Inevitably, it is difficult to ensure consistency of style and to avoid repetition in books written by many authors. The different authors bring different backgrounds and experience and overall there is some heterogeneity in coverage. Some chapters are really exhaustive and up to date, while others do not report all the most widely used and recent techniques and references are not always fully updated. Some chapters also lack figures and diagrams, which can be very useful to illustrate the technique and show the sort of results anticipated. For example, in chapter 2, entitled ‘Methods for Synchronizing Mammalian Cells’, only the shake-off method (which is not suitable for all cell types) is described, with or without the addition of agents that can arrest cells in G1/S or S/G2. The possibilities of chemically synchronizing mammalian cells are much wider, and at least drugs that arrest cells in mitosis should have been described. Moreover, the most recent article cited dates from 1987.

In contrast, chapter 5, showing ‘Methods for Detecting Cells in S Phase’, is really quite exhaustive, even if no figures clarifying the expected results are included. Another useful chapter is chapter 9, ‘Strategies to Isolate Evolutionarily Conserved Cell Cycle Regulatory Genes’, which illustrates the pathways available for researchers to identify genes involved in the checkpoints of the cell cycle and that have been conserved during evolution.

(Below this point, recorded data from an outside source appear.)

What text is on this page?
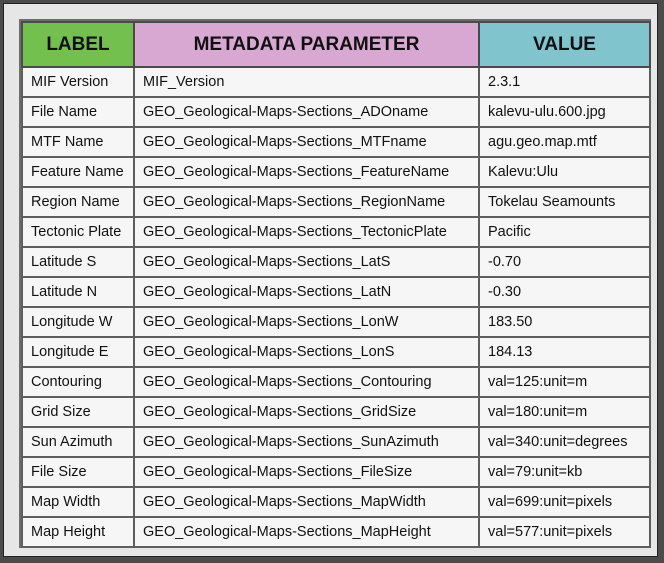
LABEL	METADATA PARAMETER	VALUE
MIF Version	MIF_Version	2.3.1
File Name	GEO_Geological-Maps-Sections_ADOname	kalevu-ulu.600.jpg
MTF Name	GEO_Geological-Maps-Sections_MTFname	agu.geo.map.mtf
Feature Name	GEO_Geological-Maps-Sections_FeatureName	Kalevu:Ulu
Region Name	GEO_Geological-Maps-Sections_RegionName	Tokelau Seamounts
Tectonic Plate	GEO_Geological-Maps-Sections_TectonicPlate	Pacific
Latitude S	GEO_Geological-Maps-Sections_LatS	-0.70
Latitude N	GEO_Geological-Maps-Sections_LatN	-0.30
Longitude W	GEO_Geological-Maps-Sections_LonW	183.50
Longitude E	GEO_Geological-Maps-Sections_LonS	184.13
Contouring	GEO_Geological-Maps-Sections_Contouring	val=125:unit=m
Grid Size	GEO_Geological-Maps-Sections_GridSize	val=180:unit=m
Sun Azimuth	GEO_Geological-Maps-Sections_SunAzimuth	val=340:unit=degrees
File Size	GEO_Geological-Maps-Sections_FileSize	val=79:unit=kb
Map Width	GEO_Geological-Maps-Sections_MapWidth	val=699:unit=pixels
Map Height	GEO_Geological-Maps-Sections_MapHeight	val=577:unit=pixels
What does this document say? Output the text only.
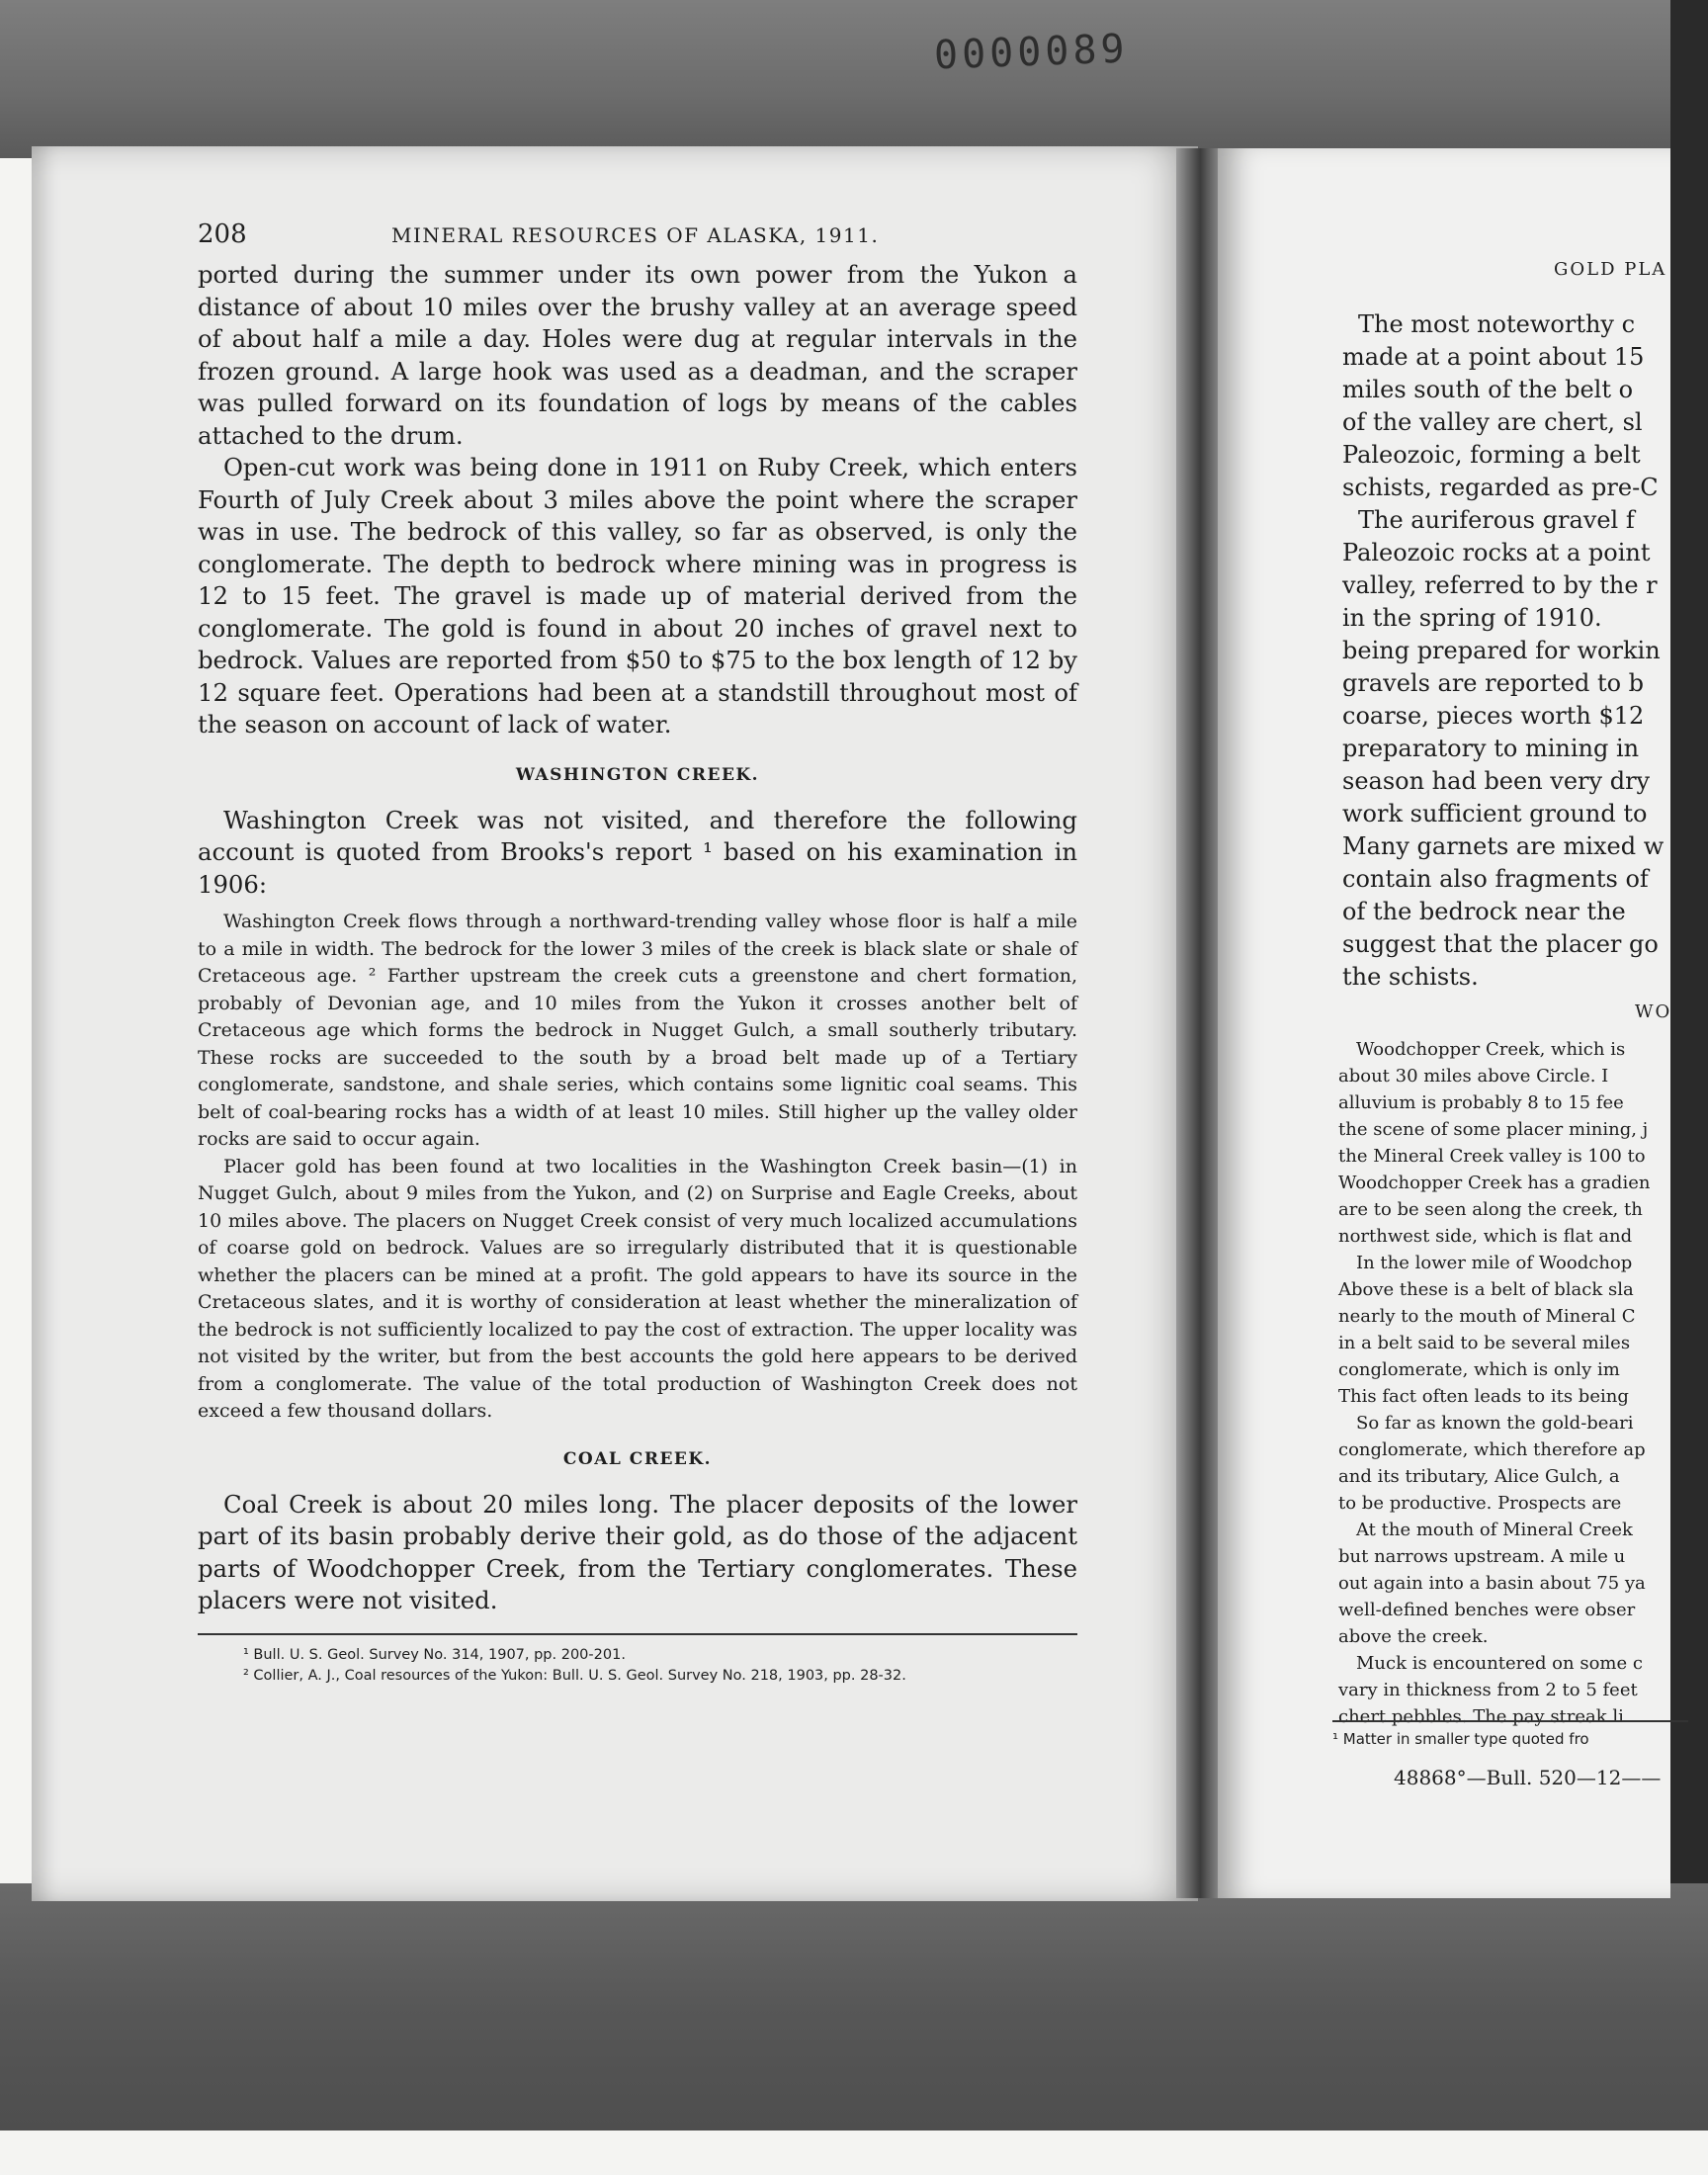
0000089
208	MINERAL RESOURCES OF ALASKA, 1911.

ported during the summer under its own power from the Yukon a distance of about 10 miles over the brushy valley at an average speed of about half a mile a day. Holes were dug at regular intervals in the frozen ground. A large hook was used as a deadman, and the scraper was pulled forward on its foundation of logs by means of the cables attached to the drum.

Open-cut work was being done in 1911 on Ruby Creek, which enters Fourth of July Creek about 3 miles above the point where the scraper was in use. The bedrock of this valley, so far as observed, is only the conglomerate. The depth to bedrock where mining was in progress is 12 to 15 feet. The gravel is made up of material derived from the conglomerate. The gold is found in about 20 inches of gravel next to bedrock. Values are reported from $50 to $75 to the box length of 12 by 12 square feet. Operations had been at a standstill throughout most of the season on account of lack of water.

WASHINGTON CREEK.

Washington Creek was not visited, and therefore the following account is quoted from Brooks's report ¹ based on his examination in 1906:

Washington Creek flows through a northward-trending valley whose floor is half a mile to a mile in width. The bedrock for the lower 3 miles of the creek is black slate or shale of Cretaceous age. ² Farther upstream the creek cuts a greenstone and chert formation, probably of Devonian age, and 10 miles from the Yukon it crosses another belt of Cretaceous age which forms the bedrock in Nugget Gulch, a small southerly tributary. These rocks are succeeded to the south by a broad belt made up of a Tertiary conglomerate, sandstone, and shale series, which contains some lignitic coal seams. This belt of coal-bearing rocks has a width of at least 10 miles. Still higher up the valley older rocks are said to occur again.

Placer gold has been found at two localities in the Washington Creek basin—(1) in Nugget Gulch, about 9 miles from the Yukon, and (2) on Surprise and Eagle Creeks, about 10 miles above. The placers on Nugget Creek consist of very much localized accumulations of coarse gold on bedrock. Values are so irregularly distributed that it is questionable whether the placers can be mined at a profit. The gold appears to have its source in the Cretaceous slates, and it is worthy of consideration at least whether the mineralization of the bedrock is not sufficiently localized to pay the cost of extraction. The upper locality was not visited by the writer, but from the best accounts the gold here appears to be derived from a conglomerate. The value of the total production of Washington Creek does not exceed a few thousand dollars.

COAL CREEK.

Coal Creek is about 20 miles long. The placer deposits of the lower part of its basin probably derive their gold, as do those of the adjacent parts of Woodchopper Creek, from the Tertiary conglomerates. These placers were not visited.

¹ Bull. U. S. Geol. Survey No. 314, 1907, pp. 200-201.

² Collier, A. J., Coal resources of the Yukon: Bull. U. S. Geol. Survey No. 218, 1903, pp. 28-32.

GOLD PLA
The most noteworthy c
made at a point about 15
miles south of the belt o
of the valley are chert, sl
Paleozoic, forming a belt
schists, regarded as pre-C
The auriferous gravel f
Paleozoic rocks at a point
valley, referred to by the r
in the spring of 1910.
being prepared for workin
gravels are reported to b
coarse, pieces worth $12
preparatory to mining in
season had been very dry
work sufficient ground to
Many garnets are mixed w
contain also fragments of
of the bedrock near the
suggest that the placer go
the schists.
WO
Woodchopper Creek, which is
about 30 miles above Circle. I
alluvium is probably 8 to 15 fee
the scene of some placer mining, j
the Mineral Creek valley is 100 to
Woodchopper Creek has a gradien
are to be seen along the creek, th
northwest side, which is flat and
In the lower mile of Woodchop
Above these is a belt of black sla
nearly to the mouth of Mineral C
in a belt said to be several miles
conglomerate, which is only im
This fact often leads to its being
So far as known the gold-beari
conglomerate, which therefore ap
and its tributary, Alice Gulch, a
to be productive. Prospects are
At the mouth of Mineral Creek
but narrows upstream. A mile u
out again into a basin about 75 ya
well-defined benches were obser
above the creek.
Muck is encountered on some c
vary in thickness from 2 to 5 feet
chert pebbles. The pay streak li
¹ Matter in smaller type quoted fro
48868°—Bull. 520—12——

Another reservation arises from the publication of methods for yeast and mammalian cells together. It is true, certainly, that many genes involved in cell cycle control are well conserved from yeast to mammals, although generally researchers focus on either yeast or mammalian cells. It would perhaps have been preferable to have a book fully dedicated to one or the other cell type, but if both yeast and mammalian systems are to be incorporated, then a chapter describing the advantages and disadvantages of each would have been useful.

In general, this book will prove useful for researchers in this field, if they already have a basic knowledge of methods for culturing yeast, frog or mammalian cells. Most methods are well described. Moreover, the notes at the end of each chapter are really useful, particularly for researchers with limited experience, to allow them to optimize their techniques and trouble-shoot any problems.